My sister doesn’t hold much stock in my culinary ability. When she got married, she did a dessert bar instead of a wedding cake, and my contribution to the dessert bar was my grandmother’s famous cookies, which are on the fussier end of the cookie-baking spectrum. Discussing this beforehand, her comment to me was, “Are you sure you don’t want someone else to maybe do them for you?” (And this was before I wrote the recipe down wrong and completely botched the first batch.) Some might call her lack of faith in me justified by my failure to make cooking a priority throughout the majority of my 20s. I’m really trying to be better about cooking, but in the dark that has been November, the ease of tomato soup and cheese sandwiches often won the battle.
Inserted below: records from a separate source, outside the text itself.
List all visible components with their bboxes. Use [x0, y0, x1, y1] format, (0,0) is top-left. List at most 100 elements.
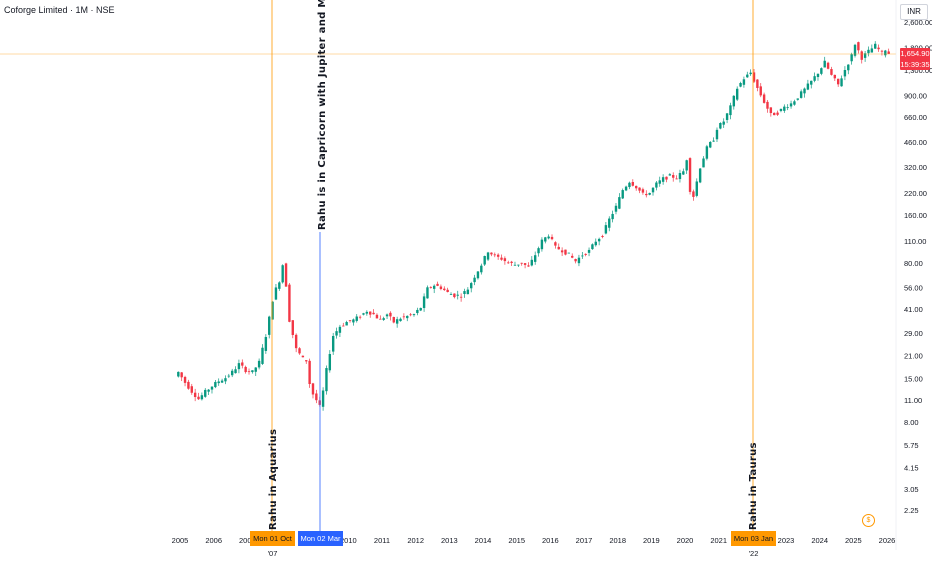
candle-body	[836, 78, 840, 85]
y-tick-label: 4.15	[904, 464, 919, 473]
candle-body	[863, 53, 867, 58]
candle-body	[537, 248, 540, 254]
candle-body	[503, 258, 507, 262]
candle-body	[860, 51, 863, 60]
currency-button[interactable]: INR	[900, 4, 928, 20]
candle-body	[567, 252, 571, 254]
candle-body	[631, 181, 635, 186]
price-axis: 2,600.00 1,800.00 1,300.00 900.00 660.00 460.…	[895, 0, 932, 550]
candle-body	[786, 107, 789, 109]
candle-body	[853, 44, 857, 56]
candle-body	[668, 174, 672, 176]
candle-body	[661, 177, 665, 182]
candle-body	[298, 348, 301, 354]
candle-body	[810, 80, 813, 85]
candle-body	[729, 105, 732, 116]
candle-body	[608, 218, 611, 228]
candle-body	[651, 187, 655, 193]
candle-body	[830, 69, 833, 75]
candle-body	[557, 246, 560, 250]
candle-body	[739, 82, 742, 87]
candle-body	[833, 74, 837, 79]
x-tick-label: 2014	[475, 536, 492, 545]
candle-body	[678, 173, 682, 180]
candle-body	[200, 395, 204, 400]
candle-body	[311, 383, 315, 395]
candle-body	[527, 265, 530, 267]
x-tick-label: 2020	[677, 536, 694, 545]
x-tick-label: 2005	[172, 536, 189, 545]
candle-body	[793, 101, 796, 105]
candle-body	[544, 237, 547, 242]
candle-body	[214, 381, 217, 388]
candle-body	[247, 371, 251, 373]
candle-body	[446, 289, 449, 293]
candle-body	[513, 264, 517, 266]
candle-body	[571, 255, 574, 258]
candle-body	[826, 62, 830, 69]
candle-body	[369, 311, 372, 315]
candle-body	[338, 326, 342, 333]
candle-body	[268, 316, 271, 335]
candle-body	[722, 121, 725, 125]
candle-body	[688, 158, 692, 192]
candle-body	[422, 296, 426, 308]
candle-body	[335, 331, 338, 336]
candle-body	[412, 314, 416, 316]
candle-body	[301, 355, 305, 358]
candle-body	[540, 239, 544, 250]
candle-body	[796, 98, 799, 100]
candle-body	[547, 236, 550, 239]
y-tick-label: 320.00	[904, 163, 927, 172]
event-lines	[271, 0, 754, 531]
annotation-rahu-capricorn[interactable]: Rahu is in Capricorn with Jupiter and Ma…	[317, 0, 328, 230]
candle-body	[749, 72, 752, 75]
candle-body	[601, 236, 604, 237]
candle-body	[483, 256, 486, 265]
candle-body	[779, 108, 783, 111]
date-label-jan-22: Mon 03 Jan '22	[731, 531, 776, 558]
candle-body	[220, 380, 224, 383]
candle-body	[709, 141, 712, 148]
dollar-icon[interactable]: $	[862, 514, 875, 527]
annotation-rahu-taurus[interactable]: Rahu in Taurus	[748, 442, 759, 530]
x-tick-label: 2026	[879, 536, 896, 545]
candle-body	[847, 64, 850, 71]
y-tick-label: 110.00	[904, 237, 926, 246]
candle-body	[867, 49, 870, 54]
candle-body	[523, 263, 527, 265]
candle-body	[207, 389, 210, 392]
candle-body	[638, 187, 641, 191]
candle-body	[732, 95, 736, 107]
candle-body	[766, 101, 769, 109]
candle-body	[530, 259, 534, 266]
candle-body	[288, 284, 291, 322]
candle-body	[308, 360, 311, 385]
candle-body	[365, 311, 369, 314]
candle-body	[752, 72, 756, 82]
candle-body	[550, 236, 554, 240]
candle-body	[789, 103, 793, 107]
annotation-rahu-aquarius[interactable]: Rahu in Aquarius	[268, 428, 279, 530]
candle-body	[874, 43, 877, 49]
candle-body	[476, 271, 480, 279]
candle-body	[305, 360, 308, 362]
candle-body	[439, 286, 443, 290]
x-tick-label: 2024	[811, 536, 828, 545]
candle-body	[230, 370, 234, 376]
x-tick-label: 2018	[609, 536, 626, 545]
candle-body	[762, 94, 766, 103]
y-tick-label: 660.00	[904, 113, 927, 122]
candle-body	[870, 48, 874, 53]
candle-body	[705, 146, 709, 159]
candle-body	[490, 252, 493, 255]
candle-body	[187, 381, 190, 389]
candle-body	[641, 189, 645, 193]
candle-body	[611, 213, 614, 220]
candle-body	[379, 318, 382, 320]
candle-body	[574, 258, 577, 262]
x-tick-label: 2006	[205, 536, 222, 545]
y-tick-label: 3.05	[904, 485, 919, 494]
candle-body	[500, 257, 503, 260]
However, which I feel to some extent cancels the lack of imagination in my November dinners, I did use “artisan” bread* for the cheese sandwiches. I’m a big fan of artisan bread (because if you’re going to eat bread, it might as well be good bread, right)? The only drawback to artisan bread is that mostly you have to slice it yourself, and sometimes, when you’re very hungry and having a clumsy day, you find yourself accidentally slicing your fingers along with the bread. Although this is certainly not the first time I’ve cut myself with my very sharp bread knife, this is the worst so far.

(Since I cut my left thumb, which isn’t even the thumb I use to hit space bar, the cut can’t really even contribute to my failure to blog for the most of the month, sadly. Somehow the lack of blog posts would feel more legitimate with an excuse like “I cut off the top of my thumb! But not all the way!”)

Further cancelling the tomato-soup-cheese-sandwich-extravaganza-also-known-as-November, I bought two cookbooks this month, both of them by food bloggers. However much I may lose heart when I catch sight of a long list of complicated instructions, I really do enjoy reading about cooking and food. Hopes are high, in any case, that these will inspire some culinary creativity in the face of early dark and cold. Personally I think we really need to try out a Smitten Kitchen recipe for Christmas, like the apple cider caramels.

* Technically, the artisan bread was store-bought. Which may negate its cancelling effect, in the end.